Despite the Drop, Hold FMC on Acquisition, Lithium Battery Story

10/15/2014 4:00 pm EST


Jim Jubak

Founder and Editor,

Though he finds it hard to look at a 31% loss without his selling finger getting itchy, MoneyShow's Jim Jubak thinks this company's big acquisition and asset sale is reason to hold since it'll give its lithium battery unit an even higher profile.

I think I've memorized all the sayings about holding onto stocks with good long-term fundamentals during short-term corrections.

For example, there's, "In the short run the stock market in a popularity contest, but in the long run it is a weighing machine."

But despite the evidence that these sayings are on to something, I still find it tough to look at a 31% loss in FMC (FMC) since I added it to my Jubak's Picks portfolio on June 2 without feeling my selling trigger finger getting itchy. That itch sends me back to the fundamental story: Is it still intact and is it as strong (or better yet, stronger) than it was when I added that stock at a 31% higher price.

I think in the case of FMC, the answer is Yes and I'm keeping FMC in this portfolio. (I'd even suggest adding more when I can see some signs in the charts that FMC, and the market as whole, might be getting near a short-term bottom.)

If you'll remember, back on June 2, this was my logic for this buy: On March 10, the company had announced that it would split the current confusing mix of pesticides, herbicides, health and nutrition, soda ash, and lithium businesses into two companies in the first quarter of 2015, or so.

The first company, so far known as New FMC, would contain the fast growing pesticide, herbicide, and nutrition businesses leverage to expanding agricultural production in Brazil. (That's not exactly the best economy to be leveraged to in the short run, of course.) The second company, so far known as FMC Minerals, will own the soda ash and lithium units. The bulk of revenue (77%) in FMC Minerals will come from the slow growing soda ash business. (Soda ash is used to make glass and to adjust the pH in detergents.) It's a cyclical market that has averaged 2% to 3% growth over recent cycles.

But it's the lithium business that interests me most in the long run. FMC is the third largest lithium producer by revenue-behind Sociedad Quimica Y Minera De Chile (SQM) and Rockwood Holdings (ROC). The market for lithium in energy storage devices (batteries) made up about 29% of lithium sales at FMC in 2013. In June, Credit Suisse was projecting that the battery market for lithium would grow by 10% to 15% for the next few years and then accelerate with growth in the market for electric cars and for storage in wind and other sources of renewable energy. Thanks to an expansion in lithium capacity, and to an end to production problems, lithium earnings at FMC were then projected to increase by 15% to 20% in 2015 from 2014 levels.

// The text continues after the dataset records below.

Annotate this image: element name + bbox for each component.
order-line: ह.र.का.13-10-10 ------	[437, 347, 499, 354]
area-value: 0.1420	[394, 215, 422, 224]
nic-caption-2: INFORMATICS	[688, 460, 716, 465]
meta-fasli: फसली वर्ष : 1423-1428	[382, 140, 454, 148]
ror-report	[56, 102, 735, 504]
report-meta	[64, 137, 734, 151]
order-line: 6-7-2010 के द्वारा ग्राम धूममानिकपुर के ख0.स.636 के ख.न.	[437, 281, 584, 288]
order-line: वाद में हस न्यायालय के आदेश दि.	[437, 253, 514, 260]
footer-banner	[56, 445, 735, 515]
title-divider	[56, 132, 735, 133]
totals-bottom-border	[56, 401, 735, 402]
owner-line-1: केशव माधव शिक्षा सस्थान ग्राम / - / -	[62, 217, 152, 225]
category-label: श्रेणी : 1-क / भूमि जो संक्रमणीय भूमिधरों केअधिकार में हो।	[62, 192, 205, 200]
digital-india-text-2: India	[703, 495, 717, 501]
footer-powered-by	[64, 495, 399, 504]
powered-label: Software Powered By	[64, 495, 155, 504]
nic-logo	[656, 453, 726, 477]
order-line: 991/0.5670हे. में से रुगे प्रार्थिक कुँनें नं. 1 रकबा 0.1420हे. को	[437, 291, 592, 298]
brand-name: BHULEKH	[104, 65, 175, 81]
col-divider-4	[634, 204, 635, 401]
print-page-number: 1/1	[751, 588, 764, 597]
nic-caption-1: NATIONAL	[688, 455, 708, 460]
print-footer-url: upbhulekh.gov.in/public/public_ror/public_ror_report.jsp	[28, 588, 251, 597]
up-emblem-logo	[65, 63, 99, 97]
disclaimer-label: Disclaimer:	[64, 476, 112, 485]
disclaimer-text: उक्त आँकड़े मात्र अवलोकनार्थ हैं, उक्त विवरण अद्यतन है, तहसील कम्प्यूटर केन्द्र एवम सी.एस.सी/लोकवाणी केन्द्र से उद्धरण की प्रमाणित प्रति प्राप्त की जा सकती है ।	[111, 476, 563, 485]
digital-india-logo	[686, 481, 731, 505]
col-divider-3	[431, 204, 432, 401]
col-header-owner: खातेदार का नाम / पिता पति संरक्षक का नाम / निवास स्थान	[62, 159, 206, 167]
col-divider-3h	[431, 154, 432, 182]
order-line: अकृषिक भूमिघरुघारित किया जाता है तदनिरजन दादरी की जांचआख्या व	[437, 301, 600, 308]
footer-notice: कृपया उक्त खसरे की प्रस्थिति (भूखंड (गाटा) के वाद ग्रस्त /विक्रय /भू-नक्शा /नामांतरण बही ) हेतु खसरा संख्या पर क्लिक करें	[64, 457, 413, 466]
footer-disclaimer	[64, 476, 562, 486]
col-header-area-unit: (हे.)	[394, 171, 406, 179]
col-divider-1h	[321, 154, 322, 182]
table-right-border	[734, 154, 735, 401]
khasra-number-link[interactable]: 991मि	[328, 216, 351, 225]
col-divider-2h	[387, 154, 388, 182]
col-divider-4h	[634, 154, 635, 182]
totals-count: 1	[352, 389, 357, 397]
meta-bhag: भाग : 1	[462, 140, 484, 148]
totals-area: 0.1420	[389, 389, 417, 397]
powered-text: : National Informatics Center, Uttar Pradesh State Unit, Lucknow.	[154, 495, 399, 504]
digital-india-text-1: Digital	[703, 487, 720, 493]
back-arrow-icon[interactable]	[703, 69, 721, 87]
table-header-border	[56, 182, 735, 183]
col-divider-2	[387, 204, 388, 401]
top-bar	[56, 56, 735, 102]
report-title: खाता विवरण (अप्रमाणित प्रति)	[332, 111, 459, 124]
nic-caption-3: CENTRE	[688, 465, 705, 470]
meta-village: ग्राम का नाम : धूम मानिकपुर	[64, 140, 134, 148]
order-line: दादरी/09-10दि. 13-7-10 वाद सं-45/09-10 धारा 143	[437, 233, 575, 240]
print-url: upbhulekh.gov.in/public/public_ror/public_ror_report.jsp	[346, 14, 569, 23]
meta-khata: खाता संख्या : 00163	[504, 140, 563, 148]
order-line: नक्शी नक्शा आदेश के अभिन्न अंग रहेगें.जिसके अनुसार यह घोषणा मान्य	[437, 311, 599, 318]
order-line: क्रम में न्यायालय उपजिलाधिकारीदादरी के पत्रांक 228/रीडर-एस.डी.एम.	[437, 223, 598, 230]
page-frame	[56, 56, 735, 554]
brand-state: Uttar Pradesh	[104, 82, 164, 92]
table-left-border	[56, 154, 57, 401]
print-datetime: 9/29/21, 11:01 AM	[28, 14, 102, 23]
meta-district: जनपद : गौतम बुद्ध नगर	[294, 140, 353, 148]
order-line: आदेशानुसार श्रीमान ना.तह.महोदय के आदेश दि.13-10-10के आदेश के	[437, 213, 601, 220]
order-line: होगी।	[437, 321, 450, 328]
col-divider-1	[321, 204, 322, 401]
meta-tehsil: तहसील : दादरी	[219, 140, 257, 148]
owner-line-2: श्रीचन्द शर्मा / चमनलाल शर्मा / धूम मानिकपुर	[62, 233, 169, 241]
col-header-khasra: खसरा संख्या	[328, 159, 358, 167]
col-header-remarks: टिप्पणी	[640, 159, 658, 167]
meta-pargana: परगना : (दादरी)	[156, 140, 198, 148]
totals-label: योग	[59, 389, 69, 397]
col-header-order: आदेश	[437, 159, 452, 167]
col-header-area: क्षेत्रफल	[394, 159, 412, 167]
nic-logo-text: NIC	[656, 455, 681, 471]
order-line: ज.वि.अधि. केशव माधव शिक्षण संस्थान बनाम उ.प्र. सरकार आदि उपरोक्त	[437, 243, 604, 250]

In September, FMC took the breakup off the table with a big acquisition and asset sale. The company announced that it would buy European crop protection company Cheminova for $1.8 billion, using the proceeds from the sale of its soda ash unit. The acquisition is expected to close in early 2015 and the asset sale by mid-2015.

I think this actually results in an even more attractive alternative for investors than the breakup. Cheminova gets 38% of its sales from Europe, so that will broaden FMC's market outside of Latin America. 30% of Cheminova sales are from Latin America, so the next result will be to reduce Latin America to 46% of sales from 55% and increase sales to Europe/Middle East/Africa to 17% from 6%. The deal also brings FMC a plant in India, a country where FMC has been looking to expand.

Getting rid of the slow-growing soda ash business will also give the company's lithium unit a higher profile.

That lithium story is not only still intact but the pace of growth in the market looks to be accelerating. One of the biggest developments is a two-year test project in Tehachapi, California, by Southern California Edison that uses 600,000 lithium-ion batteries to store power from 5,000 wind turbines, for use when the wind isn't blowing. (The batteries at Tehachapi are made by LG Chem and are the same type used in General Motor's electric Volt.)

Similar projects are underway in Germany, where Wemag AG opened Europe's first commercial battery storage facility in September and in Japan, where Tohoku Electric Power plans to open a 40-megawatt pilot project in 2015.

All this growth in the battery market—plus the growth in electric car sales—could be on the verge of setting off one of those virtuous cycles where increasing sales drive falling prices, which then drive increasing sales. Citigroup, for example, is projecting that the price of batteries used for storage could fall by 50% to $230 a kilowatt-hour in the next seven to eight years.

I think I'll hold onto FMC here, scary though the volatility may be. I am, however, cutting my target price to $82 a share by March 2015 from the previous $95.

Full disclosure: I don't own shares of any of the companies mentioned in this post in my personal portfolio. When in 2010 I started the mutual fund I managed, Jubak Global Equity Fund, I liquidated all my individual stock holdings and put the money into the fund. The fund shut its doors at the end of May and my personal portfolio is now in cash. I anticipate putting those funds to work in the market over the next few months and when I do I'll disclose my positions here.